Upon entering the upper levels of the church, now the museo for the original sculptures I started to think about the word niche and how they physically cast shadows or hide aspects of that which they contain. I also thought about niche in relation to focused realms of study and how perhaps those who reside within these niches continue to exist within Plato’s Cave of knowledge in that they are isolated from other forms of culture and their audiences. I spoke this to my professor and she suggested that there is comfort to be found in the niches as we can’t ever begin to know or understand everything.

So this brings me to copies or adaptations. It would seem that both are shadows of an original work and depending on the audience, medium, cost or context, they may reach further or wider than their predecessor. So how did I arrive at this? The majority of sculptures you see in Florence in public spheres are copies of originals which now lie inside museums. Each of the copies would have been cast from the originals just as shadows are cast from original forms. The only difference is the medium used in this creative process. So this begs to be asked, am I simply copying if my work is to be derived from shadows?

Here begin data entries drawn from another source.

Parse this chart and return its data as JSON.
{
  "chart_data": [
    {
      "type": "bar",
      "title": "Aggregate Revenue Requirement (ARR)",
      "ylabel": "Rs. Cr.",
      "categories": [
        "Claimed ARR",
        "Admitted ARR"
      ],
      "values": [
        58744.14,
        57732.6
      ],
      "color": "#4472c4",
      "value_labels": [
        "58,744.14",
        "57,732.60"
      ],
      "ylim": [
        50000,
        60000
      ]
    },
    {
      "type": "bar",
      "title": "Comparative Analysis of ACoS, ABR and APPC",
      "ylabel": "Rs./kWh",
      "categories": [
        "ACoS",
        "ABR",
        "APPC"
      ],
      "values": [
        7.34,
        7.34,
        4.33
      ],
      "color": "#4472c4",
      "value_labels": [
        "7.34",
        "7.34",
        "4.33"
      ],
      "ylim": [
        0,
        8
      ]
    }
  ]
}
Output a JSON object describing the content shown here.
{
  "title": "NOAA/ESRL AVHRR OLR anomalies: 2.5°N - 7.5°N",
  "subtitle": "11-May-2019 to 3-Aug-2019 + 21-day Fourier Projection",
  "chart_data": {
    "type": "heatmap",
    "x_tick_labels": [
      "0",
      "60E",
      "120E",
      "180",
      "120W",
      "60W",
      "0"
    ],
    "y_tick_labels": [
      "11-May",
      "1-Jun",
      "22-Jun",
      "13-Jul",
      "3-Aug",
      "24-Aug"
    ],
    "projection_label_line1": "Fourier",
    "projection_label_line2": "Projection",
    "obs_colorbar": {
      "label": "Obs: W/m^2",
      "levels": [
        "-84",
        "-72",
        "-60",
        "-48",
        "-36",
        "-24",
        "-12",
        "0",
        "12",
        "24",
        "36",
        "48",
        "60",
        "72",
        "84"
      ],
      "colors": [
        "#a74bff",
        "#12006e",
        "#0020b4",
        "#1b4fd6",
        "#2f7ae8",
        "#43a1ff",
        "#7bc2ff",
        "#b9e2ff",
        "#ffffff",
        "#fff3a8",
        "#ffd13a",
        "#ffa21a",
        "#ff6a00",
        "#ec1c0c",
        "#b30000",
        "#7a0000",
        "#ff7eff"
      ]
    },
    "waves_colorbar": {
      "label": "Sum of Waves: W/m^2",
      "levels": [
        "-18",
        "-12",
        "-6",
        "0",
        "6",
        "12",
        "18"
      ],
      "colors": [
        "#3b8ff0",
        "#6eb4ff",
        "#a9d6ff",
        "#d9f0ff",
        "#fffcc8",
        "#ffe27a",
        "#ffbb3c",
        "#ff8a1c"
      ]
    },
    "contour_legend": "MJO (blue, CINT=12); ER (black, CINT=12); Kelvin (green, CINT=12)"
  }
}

I will let you fill the rest of the page with your answer.

Cosimo the Elder'sTomb

Yesterday morning was interesting in that I started off waiting at the wrong church for our morning history lesson. It turns out there are 5 churches within 3 blocks of where I am staying. Once at Basilica San Lorenzo, a very modest building from the outside, we headed into the museum in its basement. Although dark, there were many fascinating things to be found including the grave of Donatello, the family tree of the Medici's and a large pillar serving as the Tomb of Cosimo the Elder. One of the big guys of the Medici family, who's legacy is apparently strong enough to hold up the entire church.

The significance of the Medici's is found everywhere you look from the tomb monuments to the commissioned architecture and the elaborate décor, all done in marble of course. As you walk by the elaborate works of artists such as Michelangelo, Donatello, Vasari and Brunelleschi you begin to think of the works as shadows themselves, in that they serve as traces of the great minds that once occupied the space you are in. Think in this way would imply that our shadows are our legacies.

Many other tombs markers found in the Private Medici Chapel

Back then it would seem that people wanted their shadows to be grand, but in a time where we need to reduce our consumption of resources, is it ethical to design such opulent legacies / shadows? Does this mean that today's artists and designers will always live in the shadows of such Masters in that they were of a time where economic responsibility and the depletion of resources were of little concern?

As we walked through the baptistery we learned that some of the marble can no longer be found as it was used all up during those times. I also learned that when we are able to see an artist's corrections within a drawing it is referred to as "penti menti", sort of translated as visual regrets. Again, this idea sort of related to shadows for me as we can see traces of the artists process or movement within the work.

After our tour we went to a lovely patio for lunch where I had the most exquisite mussels. Here we learned more about one another's personal shadows over bread, water and wine.

From there I headed to the market to get some fresh basil for the tomatoes I bought yesterday and then packed up some things to take to the studio before heading to the train station to meet Geoff.

After walking around the Duomo to share in its magnificence, we enjoyed sharing fresh stone oven pizza, wine and gelato before retreating to the apartment for some much need sleep. Of course I woke up at midnight and began to think / reflect / critique the project I had started, and so began my four hours of lying awake listening to the sounds of Florence at night while pondering my thesis. I wonder what revelations today will bring?